At Gore’s Tuesday press conference, reporters had a chance to call
him on his “not yet been counted” lie — which, again, is central to his
legal case right now — yet no one even came close. Even if they
believed it, as paid skeptics they should have at
least tested his underlying assumption by asking him to speculate on how
many boxes of ballots he thinks remain locked in those counties.
Instead, they just let him get away with it, wholesale.
If Bush tried to sell that canard, rest assured the press corps would
have snuffed it out in a heartbeat.
But that’s not the only post-election whopper Gore has told.
In his Monday night chat, he lubriciously suggested that unruly
Republicans bullied Democratic officials in Miami-Dade County into
shutting down their hand recount.
“Elections officials brought the count to an end in the face of
organized intimidation,” Gore said.
Yet a member of the Miami-Dade canvassing board has
said the demonstration by Republican observers, who
merely protested being locked out of the recount room,
was not a factor in his decision to stop the recount.
“It had nothing to do with the protest,” Supervisor of
Elections David C. Leahy said.
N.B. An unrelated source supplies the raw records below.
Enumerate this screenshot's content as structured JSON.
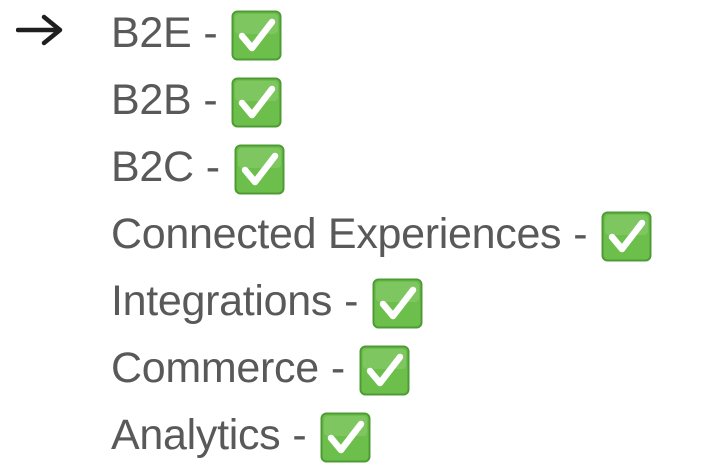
{
  "bullet_icon": "right-arrow-icon",
  "check_icon": "green-check-box-icon",
  "colors": {
    "text": "#595959",
    "arrow": "#1f1f1f",
    "check_bg": "#6cbf4b",
    "check_border": "#4e9b35",
    "check_mark": "#ffffff"
  },
  "items": [
    {
      "label": "B2E",
      "separator": "-"
    },
    {
      "label": "B2B",
      "separator": "-"
    },
    {
      "label": "B2C",
      "separator": "-"
    },
    {
      "label": "Connected Experiences",
      "separator": "-"
    },
    {
      "label": "Integrations",
      "separator": "-"
    },
    {
      "label": "Commerce",
      "separator": "-"
    },
    {
      "label": "Analytics",
      "separator": "-"
    }
  ]
}
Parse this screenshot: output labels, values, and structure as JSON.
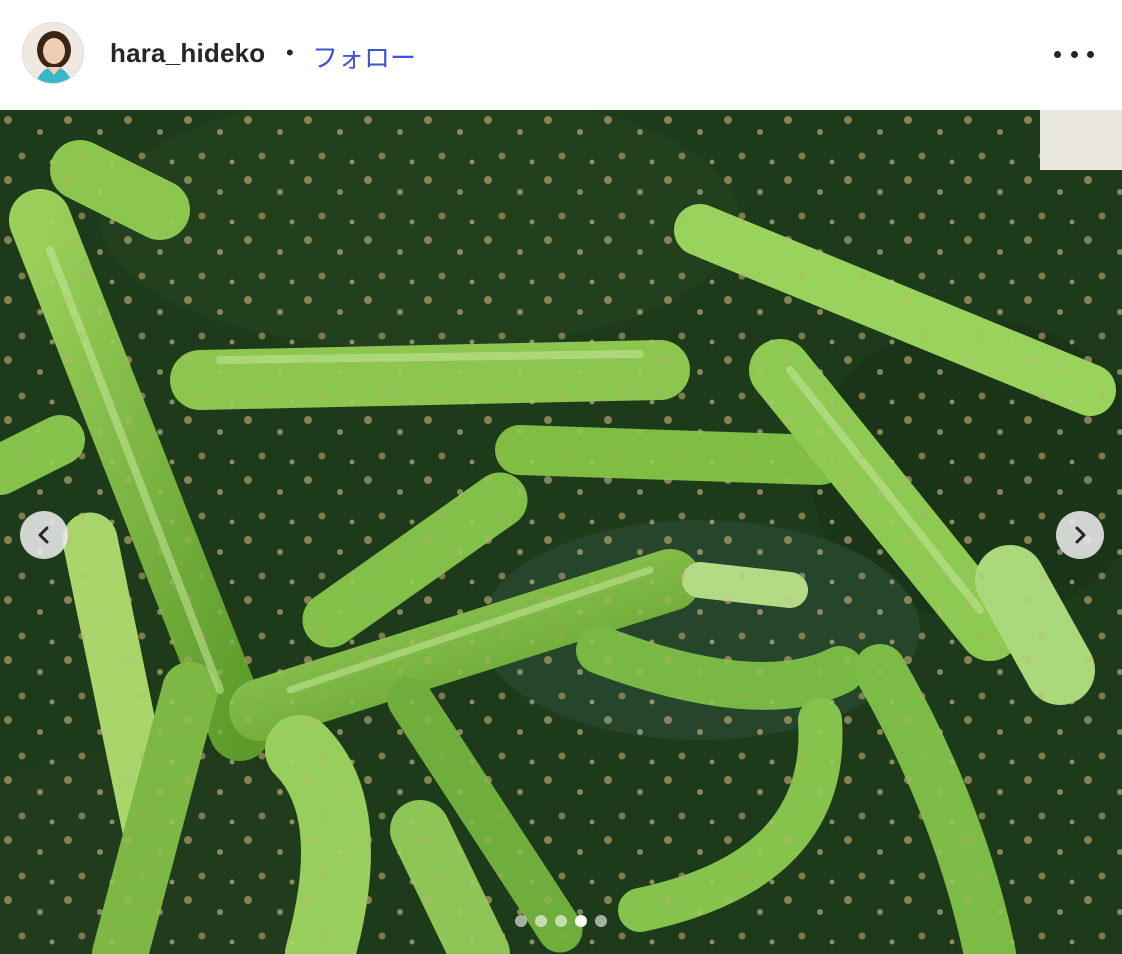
{
  "post": {
    "username": "hara_hideko",
    "separator": "•",
    "follow_label": "フォロー"
  },
  "icons": {
    "more": "more-options-icon",
    "prev": "chevron-left-icon",
    "next": "chevron-right-icon"
  },
  "carousel": {
    "total_slides": 5,
    "active_slide": 4
  },
  "colors": {
    "follow_link": "#3f51d8",
    "text": "#262626"
  }
}
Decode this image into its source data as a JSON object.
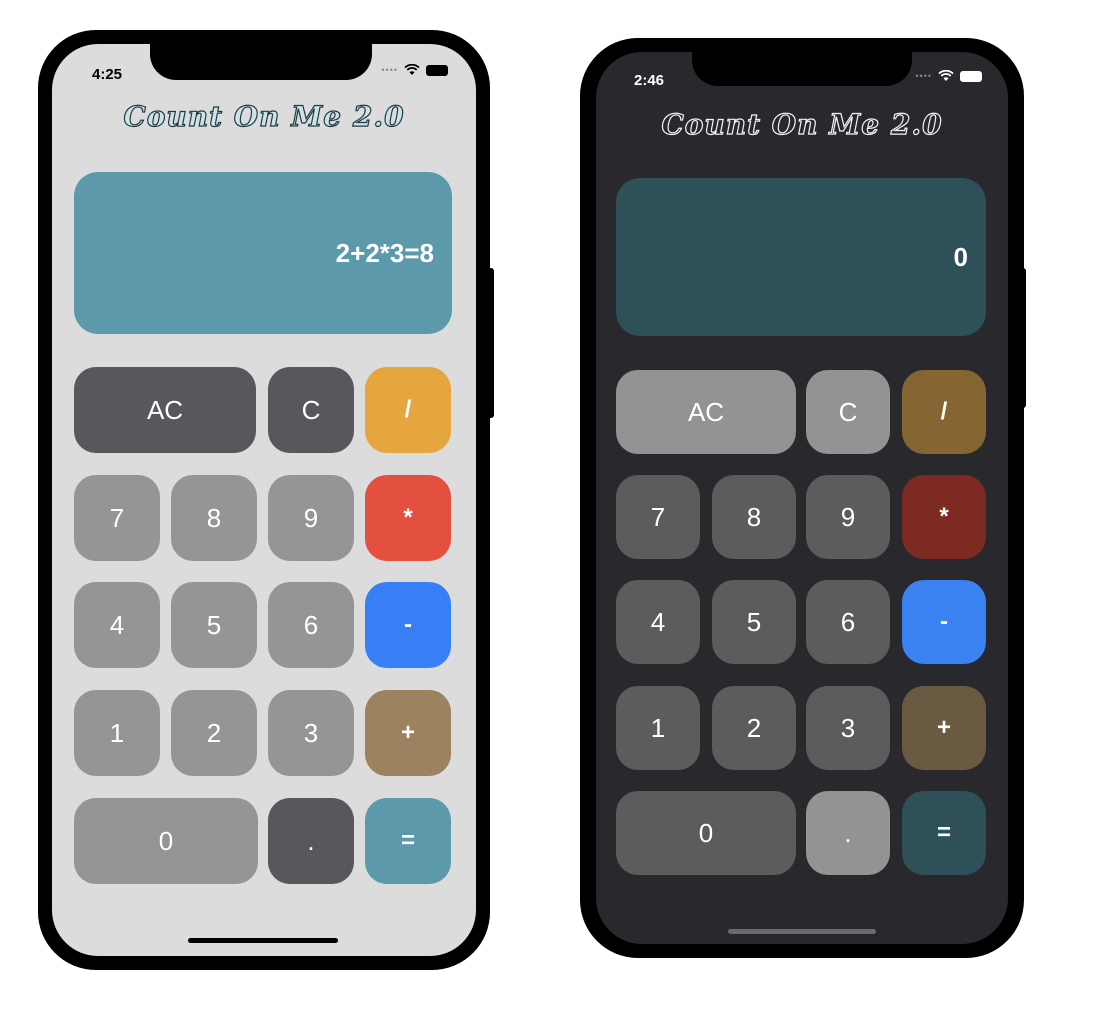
{
  "light": {
    "status_time": "4:25",
    "title": "Count On Me 2.0",
    "display_text": "2+2*3=8",
    "colors": {
      "screen": "#dcdcdc",
      "display": "#5c9aab",
      "dark_key": "#56585c",
      "digit_key": "#959595",
      "divide": "#e5a640",
      "multiply": "#e4503f",
      "minus": "#387ef5",
      "plus": "#9c825e",
      "equals": "#5c9aab"
    }
  },
  "dark": {
    "status_time": "2:46",
    "title": "Count On Me 2.0",
    "display_text": "0",
    "colors": {
      "screen": "#29282c",
      "display": "#2e5058",
      "func_key": "#939393",
      "digit_key": "#5c5c5c",
      "divide": "#856632",
      "multiply": "#7d2a22",
      "minus": "#3a82f2",
      "plus": "#6a5a41",
      "equals": "#2e5058"
    }
  },
  "keys": {
    "ac": "AC",
    "c": "C",
    "divide": "/",
    "multiply": "*",
    "minus": "-",
    "plus": "+",
    "equals": "=",
    "dot": ".",
    "d0": "0",
    "d1": "1",
    "d2": "2",
    "d3": "3",
    "d4": "4",
    "d5": "5",
    "d6": "6",
    "d7": "7",
    "d8": "8",
    "d9": "9"
  }
}
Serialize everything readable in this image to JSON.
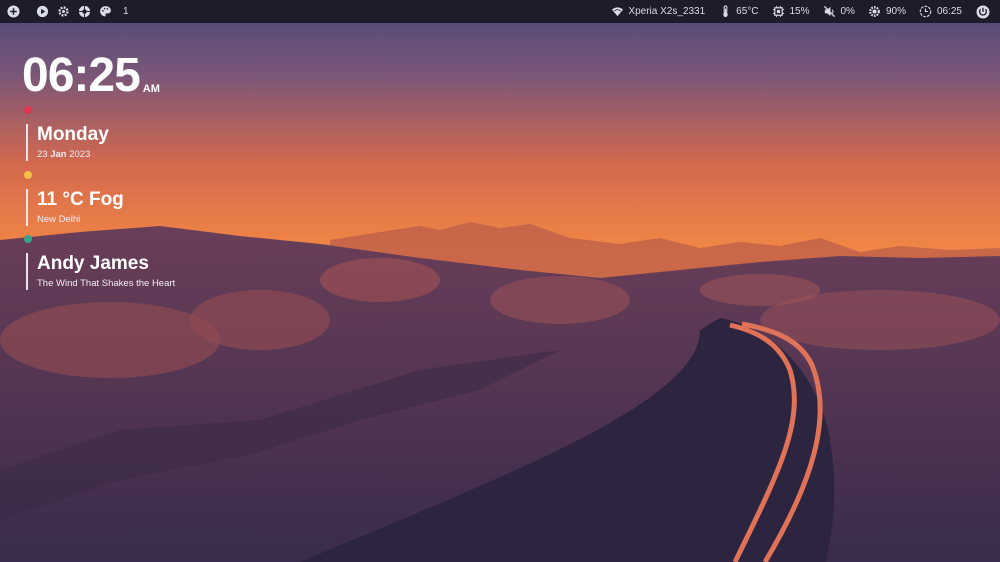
{
  "colors": {
    "topbar_bg": "#1c1d29",
    "topbar_text": "#d9dbe6",
    "dot_date": "#e0364f",
    "dot_weather": "#f1c247",
    "dot_music": "#3aa38c",
    "sky_top": "#4d4a78",
    "sky_horizon": "#f5874a",
    "road": "#2e2440",
    "road_line": "#e07258"
  },
  "topbar": {
    "left": {
      "icons": [
        "add-icon",
        "play-icon",
        "gear-icon",
        "aperture-icon",
        "palette-icon"
      ],
      "workspace": "1"
    },
    "right": {
      "wifi": {
        "icon": "wifi-icon",
        "label": "Xperia X2s_2331"
      },
      "temperature": {
        "icon": "thermometer-icon",
        "label": "65°C"
      },
      "cpu": {
        "icon": "cpu-icon",
        "label": "15%"
      },
      "volume": {
        "icon": "mute-icon",
        "label": "0%"
      },
      "brightness": {
        "icon": "brightness-icon",
        "label": "90%"
      },
      "time": {
        "icon": "clock-icon",
        "label": "06:25"
      },
      "power": {
        "icon": "power-icon"
      }
    }
  },
  "widgets": {
    "clock": {
      "time": "06:25",
      "ampm": "AM"
    },
    "date": {
      "day": "Monday",
      "date_day": "23",
      "date_month": "Jan",
      "date_year": "2023"
    },
    "weather": {
      "summary": "11 °C Fog",
      "location": "New Delhi"
    },
    "music": {
      "artist": "Andy James",
      "track": "The Wind That Shakes the Heart"
    }
  }
}
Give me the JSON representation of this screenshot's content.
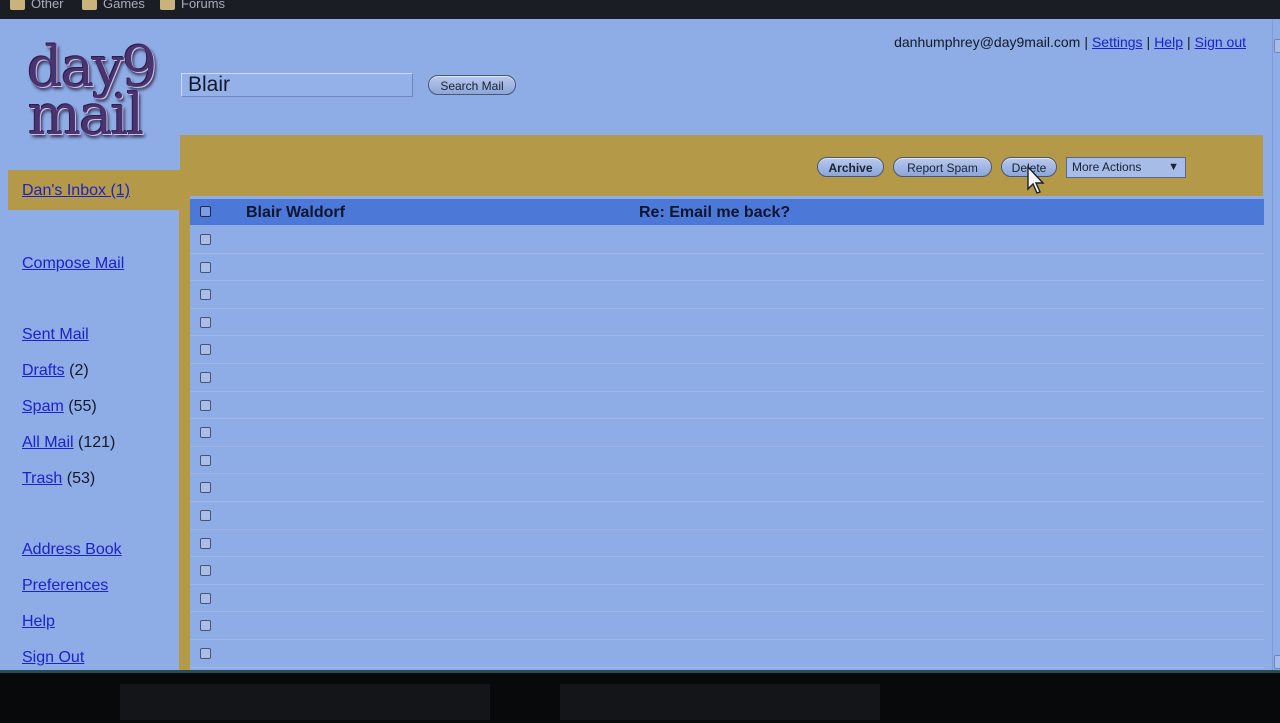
{
  "bookmarks": [
    "Other",
    "Games",
    "Forums"
  ],
  "logo": {
    "line1": "day9",
    "line2": "mail"
  },
  "search": {
    "value": "Blair",
    "button": "Search Mail"
  },
  "user": {
    "email": "danhumphrey@day9mail.com",
    "settings": "Settings",
    "help": "Help",
    "signout": "Sign out",
    "separator": "|"
  },
  "toolbar": {
    "archive": "Archive",
    "report_spam": "Report Spam",
    "delete": "Delete",
    "more_actions": "More Actions",
    "more_actions_arrow": "▼"
  },
  "sidebar": {
    "inbox": "Dan's Inbox (1)",
    "compose": "Compose Mail",
    "sent": "Sent Mail",
    "drafts": {
      "label": "Drafts",
      "count": "(2)"
    },
    "spam": {
      "label": "Spam",
      "count": "(55)"
    },
    "all_mail": {
      "label": "All Mail",
      "count": "(121)"
    },
    "trash": {
      "label": "Trash",
      "count": "(53)"
    },
    "address_book": "Address Book",
    "preferences": "Preferences",
    "help": "Help",
    "sign_out": "Sign Out"
  },
  "messages": [
    {
      "sender": "Blair Waldorf",
      "subject": "Re: Email me back?"
    }
  ],
  "colors": {
    "page_bg": "#8eace6",
    "gold": "#b49a48",
    "header_row": "#4c78d8",
    "link": "#1d22c9"
  }
}
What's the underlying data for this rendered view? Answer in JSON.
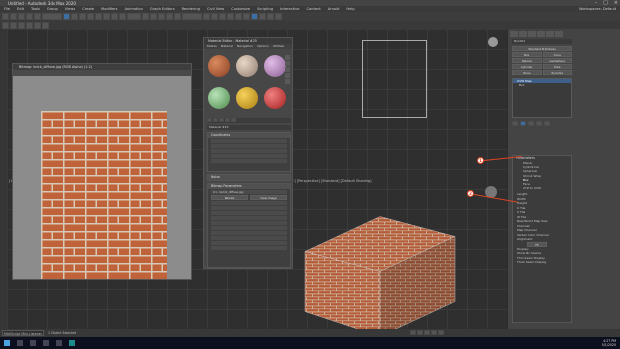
{
  "window": {
    "title": "Untitled - Autodesk 3ds Max 2020"
  },
  "menubar": [
    "File",
    "Edit",
    "Tools",
    "Group",
    "Views",
    "Create",
    "Modifiers",
    "Animation",
    "Graph Editors",
    "Rendering",
    "Civil View",
    "Customize",
    "Scripting",
    "Interactive",
    "Content",
    "Arnold",
    "Help"
  ],
  "toolbar": {
    "workspace_label": "Workspaces: Default"
  },
  "viewport": {
    "top_left_label": "[+] [Top] [Standard] [Wireframe]",
    "perspective_label": "[+] [Perspective] [Standard] [Default Shading]",
    "left_label": "[+]"
  },
  "image_window": {
    "title": "Bitmap: brick_diffuse.jpg (RGB Alpha) (1:2)"
  },
  "material_editor": {
    "title": "Material Editor - Material #25",
    "menu": [
      "Modes",
      "Material",
      "Navigation",
      "Options",
      "Utilities"
    ],
    "material_name": "Material #25",
    "material_type": "Standard (Legacy)",
    "rollouts": [
      "Coordinates",
      "Noise",
      "Bitmap Parameters"
    ],
    "bitmap_path": "C:\\...\\brick_diffuse.jpg",
    "buttons": [
      "Reload",
      "View Image"
    ]
  },
  "command_panel": {
    "object_name": "Box001",
    "buttons": [
      "Standard Primitives",
      "Box",
      "Cone",
      "Sphere",
      "GeoSphere",
      "Cylinder",
      "Tube",
      "Torus",
      "Pyramid",
      "Teapot",
      "Plane",
      "TextPlus"
    ],
    "stack_item": "UVW Map",
    "stack_sub": "Box",
    "parameters_title": "Parameters",
    "mapping_options": [
      "Planar",
      "Cylindrical",
      "Spherical",
      "Shrink Wrap",
      "Box",
      "Face",
      "XYZ to UVW"
    ],
    "fields": [
      "Length",
      "Width",
      "Height",
      "U Tile",
      "V Tile",
      "W Tile"
    ],
    "checkbox_real_world": "Real-World Map Size",
    "channel_label": "Channel:",
    "map_channel": "Map Channel",
    "vertex_color": "Vertex Color Channel",
    "alignment_label": "Alignment",
    "fit_button": "Fit",
    "display_label": "Display:",
    "display_options": [
      "Show No Seams",
      "Thin Seam Display",
      "Thick Seam Display"
    ]
  },
  "callouts": [
    "1",
    "2"
  ],
  "statusbar": {
    "selection_text": "1 Object Selected",
    "script_text": "MAXScript Mini-Listener"
  },
  "taskbar": {
    "time": "4:27 PM",
    "date": "5/1/2020"
  },
  "colors": {
    "brick": "#c0623a",
    "mortar": "#d8c8b6",
    "accent": "#3b6ea5",
    "callout": "#dd4422"
  }
}
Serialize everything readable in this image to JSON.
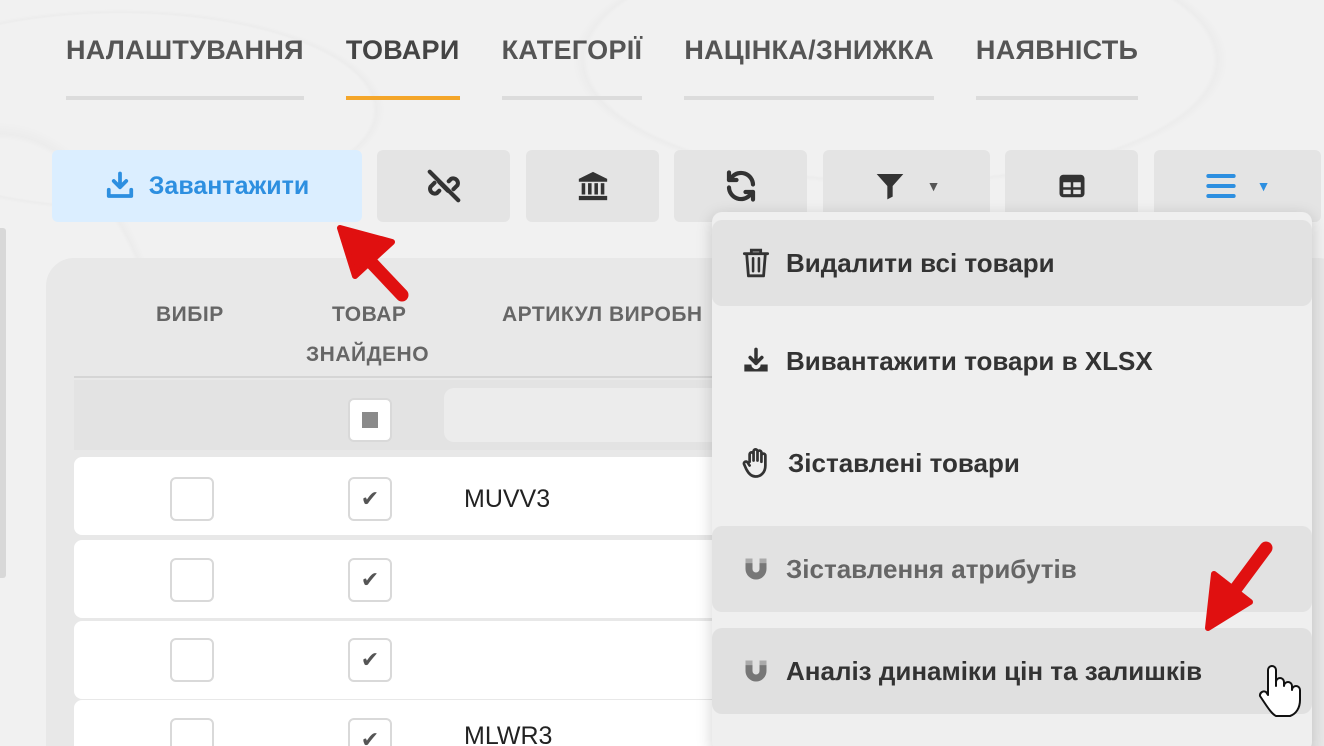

He and other officials
just gave up after seeing they couldn’t meet the high
court’s deadline.
Note the Clintonesque parsing of words in Gore’s statement. He said
officials ended the count “in the face of,” and not because of, the
demonstration. So technically, he can say he’s not lying if challenged.
But such linguistic maneuvering suggests he knew in advance of no
connection, but decided to leave that impression anyway. In a way this
is worse than an unparsed lie, because at least then there’s a chance he
didn’t know he was really lying.
On Tuesday, Gore implied there was some kind of racist conspiracy to
disenfranchise minority voters in the Democratic counties in Southern
Florida where he wants manual recounts to go forward.
Isn’t it funny, he said, that those “low-income” counties still use
the old punchcard voting method, which lends itself to error, while
richer counties up North use the newer bubble-scan method.
What a reach. Palm Beach County uses punch cards and it’s the
third-richest county in the nation. It boasts more golf holes than any
other U.S. county. So much for that race card.
No matter. No one in the press corps corrected him, so the notion was
broadcast unmolested to the unknowing masses.
There have been other spasms of dishonesty, and the media have
pretended not to notice them, either.
For example, Gore and his surrogates have suggested that Gore has
some claim to the Oval Office based on his winning a fraction more of
the popular vote than Bush.
Of course, the popular vote has no legal relevance. The Electoral
College decides the presidential election, and Bush won more state
electoral votes.
But the Gore camp presses the issue by adding that Gore won more
popular votes than any other president besides Ronald Reagan.
Yes, and George W. Bush comes in a close third in popularity. In
fact, he won more votes than Clinton and Gore did in 1992 and 1996.
Then there’s the disingenuous assurance by Gore legal adviser Warren
Christopher that the founders wouldn’t want us fretting over all his
lawyers and their endless legal challenges that are delaying the
resolution of the election. He claims the founders
spread out the transition period between administrations expressly to
allow time to work out tight elections like this in the courts.
Anyone who’s studied the Constitution — and I assume Christopher has
— can tell you that’s a facile argument.
The main reason for the long interregnum was to accommodate travel.
Transportation and communication were so slow when the Constitution
was written that it would have been almost impossible for officials
elected in November to reach the capital in time.
After the country switched from horses to cars, politicians grew
weary of the “lame duck” period and shortened it. The 20th Amendment,
ratified in 1933, moved the president’s inaugural day from March 4 to
Jan. 20.
Expect more specious claims and shameless lies as Gore grows more
desperate.
He’s not acting like a man who won, but like someone who’s trying to
pull one over on the American people.